A chill ran down my back like ice and I backed away.
Roman shut the do
or firmly behind us and we moved to the last room of the hallway. The door was already open, and the paw prints led boldly where no kitten had gone before.
I paused, my heart in my throat, and Roman pushed the door open, blocking me with his body.
Nothing happened.
“It’s a bedroom,” he said, peering as far as the wandlight would allow. We stepped in cautiously, but no ghosts came screaming out at us.
A four-poster canopy filled much of the room, and mice fled the gray demon rampaging among them.
A woman’s ebony dressing table still had a dark length of silk drawn over the mirror, and dusty perfume bottles still sparkled despite the decay. I touched the surface of the ebony wood, my feet planted firmly on the rotting carpet despite my fervent desire to leave.
I turned to find Roman wrestling Demonseed out of a mouse’s bolt hole. The girl in lace sat on the bed only a few feet away, silently watching him with weeping eyes.

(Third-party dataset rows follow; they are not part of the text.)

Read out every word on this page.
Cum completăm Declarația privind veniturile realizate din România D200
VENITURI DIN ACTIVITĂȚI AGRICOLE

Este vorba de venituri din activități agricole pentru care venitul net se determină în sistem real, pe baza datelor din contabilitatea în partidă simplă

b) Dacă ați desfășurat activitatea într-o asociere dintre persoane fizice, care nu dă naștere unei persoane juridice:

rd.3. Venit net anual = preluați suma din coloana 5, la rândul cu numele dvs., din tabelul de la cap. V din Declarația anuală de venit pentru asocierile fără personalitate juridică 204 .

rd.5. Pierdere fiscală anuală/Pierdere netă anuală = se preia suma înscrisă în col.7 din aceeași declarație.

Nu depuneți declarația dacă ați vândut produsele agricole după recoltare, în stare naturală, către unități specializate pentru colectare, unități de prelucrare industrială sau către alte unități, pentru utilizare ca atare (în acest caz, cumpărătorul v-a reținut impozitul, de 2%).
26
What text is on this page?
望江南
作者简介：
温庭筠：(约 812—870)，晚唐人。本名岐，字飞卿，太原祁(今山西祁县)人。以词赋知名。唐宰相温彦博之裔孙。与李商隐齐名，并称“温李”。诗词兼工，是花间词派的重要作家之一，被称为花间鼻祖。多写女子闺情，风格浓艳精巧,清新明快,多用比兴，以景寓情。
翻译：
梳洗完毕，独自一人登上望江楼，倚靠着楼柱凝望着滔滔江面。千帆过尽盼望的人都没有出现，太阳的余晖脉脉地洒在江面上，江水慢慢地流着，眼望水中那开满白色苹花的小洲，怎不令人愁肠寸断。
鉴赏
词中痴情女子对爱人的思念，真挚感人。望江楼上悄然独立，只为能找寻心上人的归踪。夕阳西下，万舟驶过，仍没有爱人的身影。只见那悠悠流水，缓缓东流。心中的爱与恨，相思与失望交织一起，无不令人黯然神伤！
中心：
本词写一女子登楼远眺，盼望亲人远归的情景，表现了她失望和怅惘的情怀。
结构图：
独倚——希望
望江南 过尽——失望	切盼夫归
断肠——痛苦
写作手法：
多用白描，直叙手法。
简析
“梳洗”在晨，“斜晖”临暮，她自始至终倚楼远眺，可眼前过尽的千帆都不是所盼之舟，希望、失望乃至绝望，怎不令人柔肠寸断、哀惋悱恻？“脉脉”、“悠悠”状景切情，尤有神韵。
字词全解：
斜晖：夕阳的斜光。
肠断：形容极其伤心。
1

I almost choked on dust when I gasped, and she deliberately pointed at the dresser and vanished.
When the surface yielded nothing but the perfume bottles and a silver hairbrush, I steeled myself and yanked the top drawer’s pulls. It opened with a squeal and a mouse jumped out and disappeared into a dark corner.
“Lu, what the hell?” Roman was at my side instantly, nursing long red scratch marks over his otherwise-flawless chest.
If he hadn’t seen the spirit, I wasn’t about to tell him that she’d been watching him from two feet away.
Instead, I used one of the dusty perfume bottles to sift through the tattered remnants of clothing and mouse nest remains until something gold sparkled up at me.
I fished it out and shivered as something cold touched the back of my neck. I was positive this was what I was here for.
I didn’t examine my prize until we’d escaped back to the library, Demonseed in hand, and pulled the false bookshelf shut behind us.
Dust clung to Roman’s hair and feet, and the kitten looked pissed about being yanked from his mouse-terrorizing spree.
I extinguished the wand and held my prize up to the fireplace light.